L'article 565 du même code énonce que les prétentions ne sont pas nouvelles dès lors qu'elles tendent aux mêmes fins que celles soumises au premier juge même si leur fondement est différent.
L'article 566 autorise les parties à ajouter à leurs prétentions toutes les demandes qui sont l'accessoire, la conséquence ou le complément nécessaire des demandes soumises au premier juge.
Les demandes de Madame [I] relatives aux rappels au titre des minimas conventionnels et de l'allocation de fin de carrière sont formulées pour la première fois devant cette cour.

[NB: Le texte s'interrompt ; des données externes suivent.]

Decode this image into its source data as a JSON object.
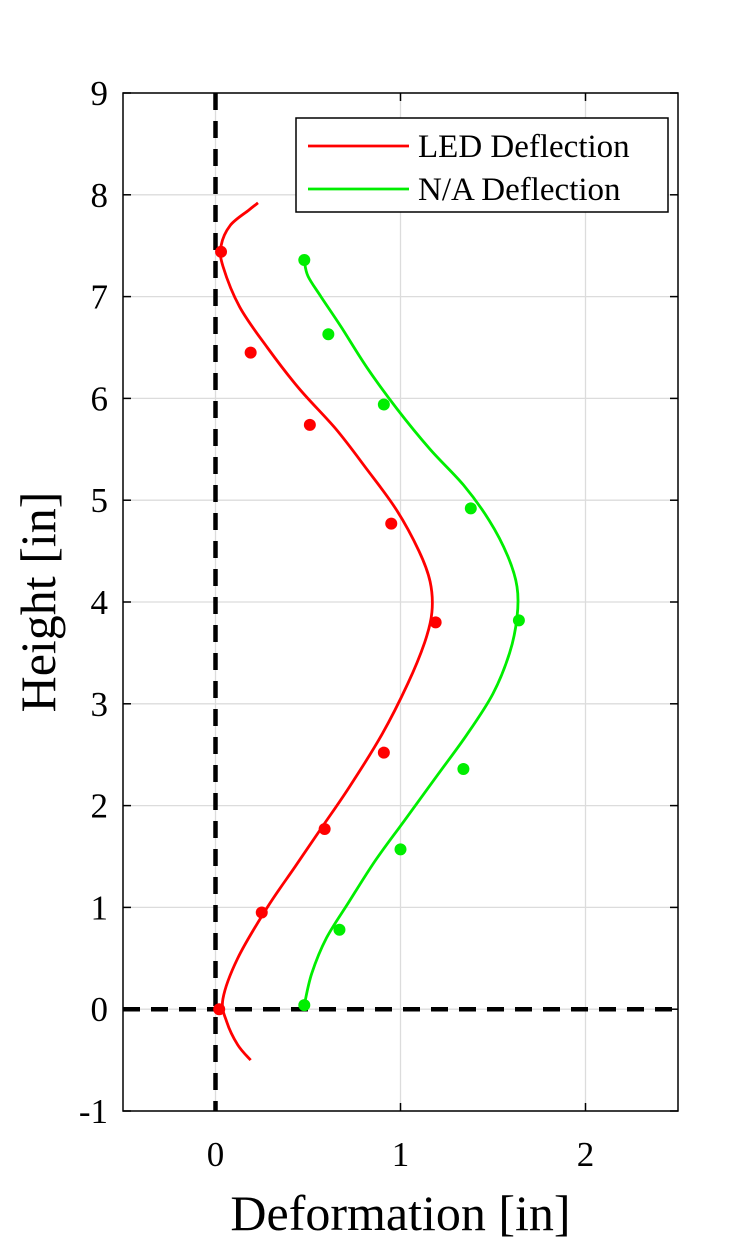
{
  "chart_data": {
    "type": "line",
    "xlabel": "Deformation [in]",
    "ylabel": "Height [in]",
    "xlim": [
      -0.5,
      2.5
    ],
    "ylim": [
      -1,
      9
    ],
    "xticks": [
      0,
      1,
      2
    ],
    "yticks": [
      -1,
      0,
      1,
      2,
      3,
      4,
      5,
      6,
      7,
      8,
      9
    ],
    "grid": true,
    "legend_position": "top-right",
    "reference_lines": [
      {
        "orientation": "vertical",
        "value": 0,
        "style": "dashed",
        "color": "#000000"
      },
      {
        "orientation": "horizontal",
        "value": 0,
        "style": "dashed",
        "color": "#000000"
      }
    ],
    "series": [
      {
        "name": "LED Deflection",
        "color": "#ff0000",
        "curve": {
          "x": [
            0.19,
            0.12,
            0.06,
            0.04,
            0.12,
            0.28,
            0.43,
            0.58,
            0.73,
            0.9,
            1.04,
            1.13,
            1.17,
            1.16,
            1.1,
            0.98,
            0.82,
            0.65,
            0.45,
            0.28,
            0.13,
            0.04,
            0.03,
            0.08,
            0.18,
            0.23
          ],
          "y": [
            -0.5,
            -0.35,
            -0.12,
            0.1,
            0.5,
            1.0,
            1.4,
            1.8,
            2.2,
            2.7,
            3.2,
            3.6,
            3.9,
            4.2,
            4.5,
            4.9,
            5.3,
            5.7,
            6.1,
            6.5,
            6.9,
            7.3,
            7.5,
            7.7,
            7.85,
            7.92
          ]
        },
        "points": {
          "x": [
            0.02,
            0.25,
            0.59,
            0.91,
            1.19,
            0.95,
            0.51,
            0.19,
            0.03
          ],
          "y": [
            0.0,
            0.95,
            1.77,
            2.52,
            3.8,
            4.77,
            5.74,
            6.45,
            7.44
          ]
        }
      },
      {
        "name": "N/A Deflection",
        "color": "#00ee00",
        "curve": {
          "x": [
            0.48,
            0.52,
            0.6,
            0.72,
            0.86,
            1.02,
            1.2,
            1.36,
            1.5,
            1.59,
            1.63,
            1.63,
            1.58,
            1.48,
            1.34,
            1.16,
            0.98,
            0.82,
            0.68,
            0.57,
            0.5,
            0.48
          ],
          "y": [
            0.04,
            0.35,
            0.7,
            1.05,
            1.45,
            1.85,
            2.3,
            2.7,
            3.1,
            3.5,
            3.85,
            4.15,
            4.45,
            4.8,
            5.15,
            5.5,
            5.9,
            6.3,
            6.7,
            7.0,
            7.2,
            7.35
          ]
        },
        "points": {
          "x": [
            0.48,
            0.67,
            1.0,
            1.34,
            1.64,
            1.38,
            0.91,
            0.61,
            0.48
          ],
          "y": [
            0.04,
            0.78,
            1.57,
            2.36,
            3.82,
            4.92,
            5.94,
            6.63,
            7.36
          ]
        }
      }
    ]
  }
}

L'objet du litige en première instance était l'obtention de dommages et intérêts pour harcèlement moral, discrimination syndicale, non-respect de l'obligation de formation, défaut d'entretiens annuels et professionnels, licenciement nul et violation du statut protecteur.
La demande en appel de rappels de salaires (minimas conventionnels) ne vise ni la compensation, ni à faire écarter les prétentions adverses, ni la survenance d'un fait. Elle n'est ni l'accessoire, ni la conséquence ou le complément des demandes soumises au premier juge.
Cette demande est par conséquent irrecevable.
La demande d'allocation de fin de carrière liée au départ en retraite de Madame [I] en février 2018, soit en cours d'instance devant la cour, procède quant à elle de la survenance d'un fait nouveau et elle est donc recevable.
En application de la convention collective des maisons à succursales de vente au détail d'habillement l'allocation de fin de carrière est égale à la moitié de l'indemnité de licenciement.
La SAS PROMOTION DE PRÊT A PORTER ne remet pas en calcul opéré ne serait-ce qu'à titre subsidiaire sauf à s'interroger sur le montant du salaire mensuel moyen retenu.
Toutefois, le salaire mensuel moyen brut des douze derniers mois ressortant des bulletins de salaire produits aux débats et qui apparaît le plus favorable s'établit à 2 161,14 Euros (25 933,73/12) ainsi que l'invoque Madame [I] et son calcul sera retenu. Il lui reste dû par conséquent la somme de 963,30 Euros (11 842,68 -10 879,38) au paiement de laquelle la SAS PROMOTION DE PRÊT A PORTER sera condamnée » ;
ALORS QUE l'article R. 1452-7 du code du travail dispose que les demandes nouvelles dérivant du même contrat de travail sont recevables même en appel ; que l'article 8 du décret n° 2016-660 du 20 mai 2016 qui a abrogé cet article n'est applicable qu'aux instances introduites devant les conseils de prud'hommes à compter du 1er août 2016 ; qu'en se fondant, pour déclarer irrecevable la demande de rappel de salaire au titre du non-respect des minimas conventionnels formée par Mme [I] pour la première fois en appel, sur les articles 564 et suivants du code de procédure civile et en refusant de faire application de l'article R. 1452-7 du code de travail après avoir pourtant constaté que Mme [I] avait saisi le 15 juin 2016 le conseil de prud'hommes de Montbrison, soit antérieurement à la date du 1er août 2016, la cour a violé, par refus d'application, l'article R. 1452-7 du code du travail qui était applicable au litige et, par fausse application, les articles 564 et suivants du code de procédure civile.